Equo compenso, Fondazione Inarcassa: nessuna marcia indietro da Anac
Equo compenso, Fondazione Inarcassa: nessuna marcia indietro da AnacRoma, 13 mar. (askanews) – “Desideriamo tranquillizzare architetti e ingegneri liberi professionisti, nonchè i RUP e chiarire la natura del parere pubblicato da ANAC che attiene al principio di eterointegrazione della lex specialis. Questo principio è utilizzato in casi eccezionali per colmare una lacuna del bando di gara ricorrendo ad altra norma o istituto. Questo chiarimento è necessario a seguito di un’interpretazione diffusa ieri, in seguito alla delibera 28 febbraio 2024, n. 101 dell’Autorità Nazionale Anticorruzione non aderente al dettato normativo, che arrivava a ipotizzare la possibilità di gare senza equo compenso”. Così si è espresso Andrea De Maio, Presidente della Fondazione Inarcassa – Fondazione degli Architetti e Ingegneri liberi professionisti.
Il caso trattato dall’ANAC è particolare, in quanto il bando carente del principio dell’equo compenso, è stato pubblicato all’indomani della entrata in vigore della L. 49/2023. Certamente non è una situazione ripetibile in futuro, atteso che la stessa ANAC ha già previsto nel bando tipo per i servizi di ingegneria e architettura – in consultazione – l’applicazione dell’equo compenso, suggerendo alle Stazioni Appaltanti di applicare il ribasso esclusivamente sulle spese generali. “Vogliamo ricordare che il bando-tipo ANAC sarà vincolante per le stazioni appaltanti, le quali dovranno uniformarsi ad esso.
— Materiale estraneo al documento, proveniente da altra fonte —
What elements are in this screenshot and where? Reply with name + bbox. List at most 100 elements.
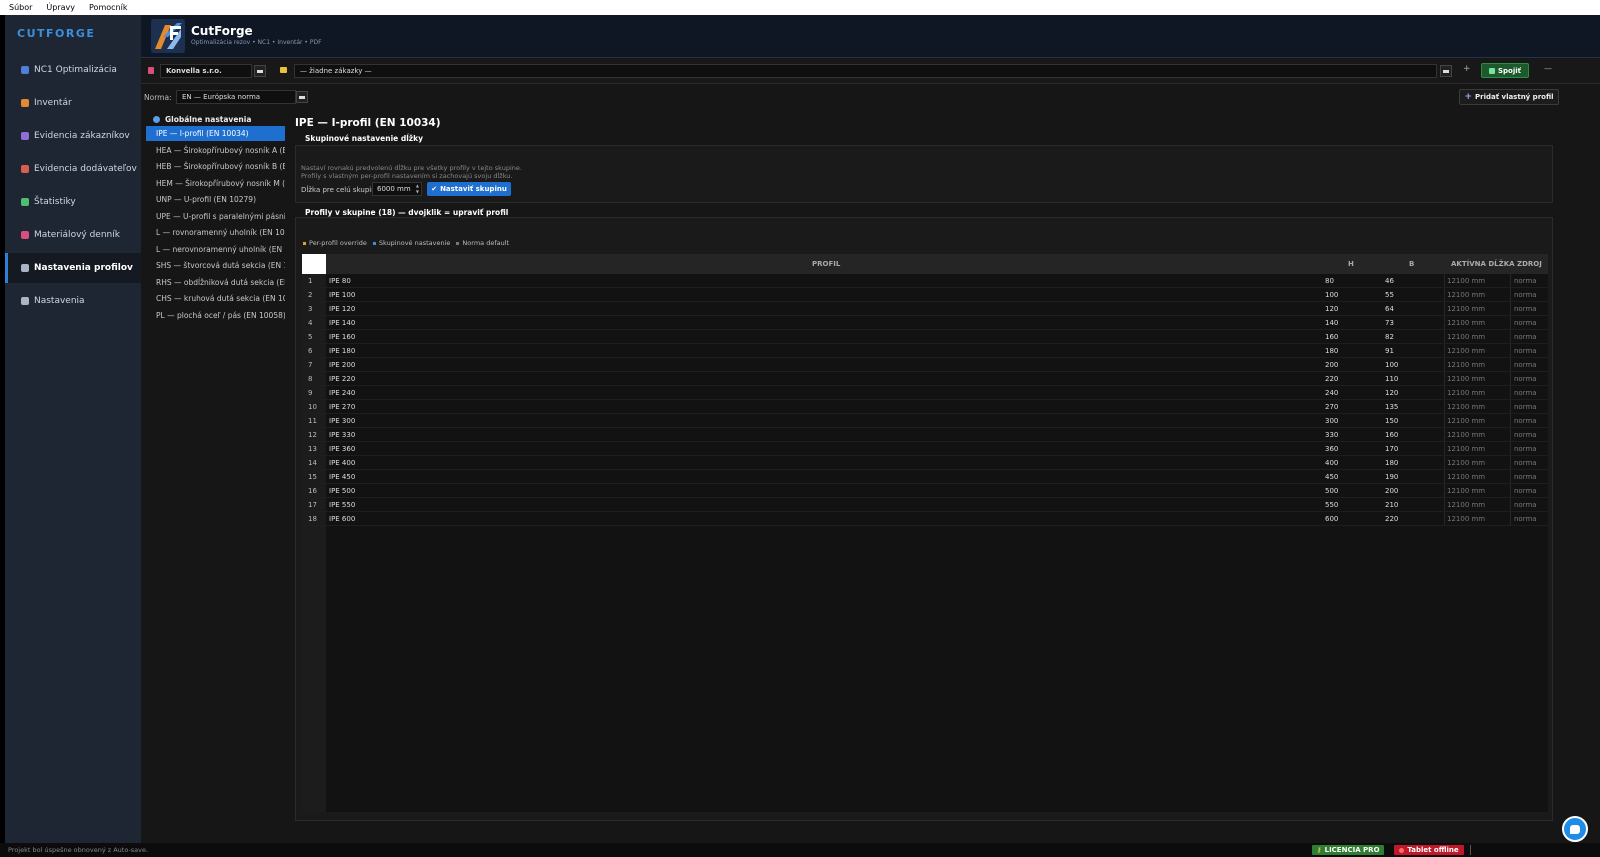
cell-profil: IPE 140 xyxy=(329,319,356,327)
tree-item-heb[interactable]: HEB — Širokopřírubový nosník B (EN 10034… xyxy=(146,159,285,174)
row-number: 13 xyxy=(308,445,317,453)
collapse-button[interactable]: — xyxy=(1544,64,1552,73)
cell-source: norma xyxy=(1514,431,1537,439)
table-row[interactable]: 16 IPE 500 500 200 12100 mm norma xyxy=(302,484,1548,498)
customer-dropdown-button[interactable] xyxy=(254,65,266,77)
row-number: 10 xyxy=(308,403,317,411)
row-number: 17 xyxy=(308,501,317,509)
group-length-box: Nastaví rovnakú predvolenú dĺžku pre vše… xyxy=(295,145,1553,203)
tree-item-chs[interactable]: CHS — kruhová dutá sekcia (EN 10219) xyxy=(146,291,285,306)
cell-b: 180 xyxy=(1385,459,1399,467)
table-row[interactable]: 6 IPE 180 180 91 12100 mm norma xyxy=(302,344,1548,358)
row-number: 8 xyxy=(308,375,313,383)
table-row[interactable]: 4 IPE 140 140 73 12100 mm norma xyxy=(302,316,1548,330)
cell-source: norma xyxy=(1514,515,1537,523)
cell-profil: IPE 600 xyxy=(329,515,356,523)
cell-source: norma xyxy=(1514,389,1537,397)
profile-settings-panel: IPE — I-profil (EN 10034) Skupinové nast… xyxy=(295,113,1595,828)
table-row[interactable]: 11 IPE 300 300 150 12100 mm norma xyxy=(302,414,1548,428)
table-row[interactable]: 5 IPE 160 160 82 12100 mm norma xyxy=(302,330,1548,344)
menu-file[interactable]: Súbor xyxy=(0,3,37,12)
norm-dropdown-button[interactable] xyxy=(296,91,308,103)
table-row[interactable]: 12 IPE 330 330 160 12100 mm norma xyxy=(302,428,1548,442)
sidebar-item-inventar[interactable]: Inventár xyxy=(5,88,141,118)
table-row[interactable]: 17 IPE 550 550 210 12100 mm norma xyxy=(302,498,1548,512)
cell-active-length: 12100 mm xyxy=(1447,515,1486,523)
connect-button[interactable]: Spojiť xyxy=(1481,63,1529,78)
cell-b: 55 xyxy=(1385,291,1394,299)
tree-item-rhs[interactable]: RHS — obdĺžniková dutá sekcia (EN 10219) xyxy=(146,275,285,290)
table-row[interactable]: 10 IPE 270 270 135 12100 mm norma xyxy=(302,400,1548,414)
table-row[interactable]: 9 IPE 240 240 120 12100 mm norma xyxy=(302,386,1548,400)
cell-h: 100 xyxy=(1325,291,1339,299)
notebook-icon xyxy=(21,231,29,239)
tree-item-shs[interactable]: SHS — štvorcová dutá sekcia (EN 10219) xyxy=(146,258,285,273)
customer-select[interactable]: Konvella s.r.o. xyxy=(160,64,252,78)
group-length-input[interactable]: 6000 mm ▲ ▼ xyxy=(372,182,422,196)
sidebar-item-materialovy-dennik[interactable]: Materiálový denník xyxy=(5,220,141,250)
tree-item-label: UPE — U-profil s paralelnými pásnicami xyxy=(156,211,285,221)
sidebar-item-nastavenia-profilov[interactable]: Nastavenia profilov xyxy=(5,253,141,283)
cell-profil: IPE 180 xyxy=(329,347,356,355)
cutforge-logo-icon xyxy=(151,19,185,53)
set-group-button[interactable]: ✔ Nastaviť skupinu xyxy=(427,182,511,196)
cell-profil: IPE 500 xyxy=(329,487,356,495)
tree-item-l[interactable]: L — rovnoramenný uholník (EN 10056-1) xyxy=(146,225,285,240)
order-dropdown-button[interactable] xyxy=(1440,65,1452,77)
tree-item-pl[interactable]: PL — plochá oceľ / pás (EN 10058) xyxy=(146,308,285,323)
cell-b: 150 xyxy=(1385,417,1399,425)
tree-root-global[interactable]: Globálne nastavenia xyxy=(153,113,251,125)
table-row[interactable]: 15 IPE 450 450 190 12100 mm norma xyxy=(302,470,1548,484)
table-row[interactable]: 1 IPE 80 80 46 12100 mm norma xyxy=(302,274,1548,288)
column-header-profil[interactable]: PROFIL xyxy=(812,254,840,274)
order-select[interactable]: — žiadne zákazky — xyxy=(294,64,1437,78)
cell-b: 210 xyxy=(1385,501,1399,509)
cell-profil: IPE 400 xyxy=(329,459,356,467)
tree-item-l[interactable]: L — nerovnoramenný uholník (EN 10056-1) xyxy=(146,242,285,257)
table-row[interactable]: 7 IPE 200 200 100 12100 mm norma xyxy=(302,358,1548,372)
sidebar-item-statistiky[interactable]: Štatistiky xyxy=(5,187,141,217)
tree-item-label: PL — plochá oceľ / pás (EN 10058) xyxy=(156,310,285,320)
status-message: Projekt bol úspešne obnovený z Auto-save… xyxy=(8,846,149,854)
table-row[interactable]: 2 IPE 100 100 55 12100 mm norma xyxy=(302,288,1548,302)
sidebar-item-nc1-optimalizacia[interactable]: NC1 Optimalizácia xyxy=(5,55,141,85)
menu-edit[interactable]: Úpravy xyxy=(37,3,80,12)
table-row[interactable]: 18 IPE 600 600 220 12100 mm norma xyxy=(302,512,1548,526)
group-length-value: 6000 mm xyxy=(377,185,411,193)
tree-item-upe[interactable]: UPE — U-profil s paralelnými pásnicami xyxy=(146,209,285,224)
table-header: PROFIL H B AKTÍVNA DĹŽKA ZDROJ xyxy=(302,254,1548,274)
table-row[interactable]: 14 IPE 400 400 180 12100 mm norma xyxy=(302,456,1548,470)
cell-h: 550 xyxy=(1325,501,1339,509)
column-header-active-length[interactable]: AKTÍVNA DĹŽKA xyxy=(1451,254,1515,274)
column-header-source[interactable]: ZDROJ xyxy=(1517,254,1542,274)
table-row[interactable]: 13 IPE 360 360 170 12100 mm norma xyxy=(302,442,1548,456)
tree-item-hea[interactable]: HEA — Širokopřírubový nosník A (EN 10034… xyxy=(146,143,285,158)
select-all-header[interactable] xyxy=(302,254,326,274)
sidebar-item-evidencia-zakaznikov[interactable]: Evidencia zákazníkov xyxy=(5,121,141,151)
cell-h: 400 xyxy=(1325,459,1339,467)
tree-item-ipe[interactable]: IPE — I-profil (EN 10034) xyxy=(146,126,285,141)
norm-select[interactable]: EN — Európska norma xyxy=(176,90,296,104)
tree-item-hem[interactable]: HEM — Širokopřírubový nosník M (EN 10034… xyxy=(146,176,285,191)
sidebar-item-nastavenia[interactable]: Nastavenia xyxy=(5,286,141,316)
sidebar-item-evidencia-dodavatelov[interactable]: Evidencia dodávateľov xyxy=(5,154,141,184)
add-custom-profile-button[interactable]: + Pridať vlastný profil xyxy=(1459,89,1559,105)
menu-help[interactable]: Pomocník xyxy=(80,3,132,12)
cell-source: norma xyxy=(1514,459,1537,467)
contact-card-icon xyxy=(21,132,29,140)
cell-h: 180 xyxy=(1325,347,1339,355)
legend-swatch-icon xyxy=(303,241,306,245)
row-number: 9 xyxy=(308,389,313,397)
cell-source: norma xyxy=(1514,277,1537,285)
tree-item-unp[interactable]: UNP — U-profil (EN 10279) xyxy=(146,192,285,207)
dropdown-icon xyxy=(299,95,305,99)
app-title: CutForge xyxy=(191,24,253,38)
table-row[interactable]: 3 IPE 120 120 64 12100 mm norma xyxy=(302,302,1548,316)
add-order-button[interactable]: + xyxy=(1463,64,1471,74)
column-header-h[interactable]: H xyxy=(1348,254,1354,274)
chat-button[interactable] xyxy=(1562,816,1588,842)
table-row[interactable]: 8 IPE 220 220 110 12100 mm norma xyxy=(302,372,1548,386)
group-description-1: Nastaví rovnakú predvolenú dĺžku pre vše… xyxy=(301,164,522,172)
row-number: 18 xyxy=(308,515,317,523)
column-header-b[interactable]: B xyxy=(1409,254,1414,274)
Siamo fermamente convinti che la delibera 28 febbraio 2024, n. 101 non influenzerà i comportamenti delle Stazioni Appaltanti, che registriamo essere sempre più corretti e attenti all’equo compenso, anche grazie al costante contributo di ANAC. Invitiamo coloro che avessero ancora dei dubbi a rileggere con attenzione la delibera in questione che chiude il parere con una prova di resistenza. In altre parole, anche se l’equo compenso fosse stato applicato, il ricorrente non sarebbe risultato comunque vincitore della procedura”.
“Da un punto di vista strettamente giuridico – conclude De Maio – il fatto che sia stata necessaria una prova di resistenza, conferma (e non indebolisce) la valenza del principio dell’equo compenso, misura assolutamente coerente al quadro normativo vigente e necessaria per frenare la perdita di competitività e di reddito di intere categorie professionali che impatta sulla qualità delle prestazioni rese e – con riferimento ai settori tecnici di ns. interesse – sulla sicurezza stessa dei cittadini”.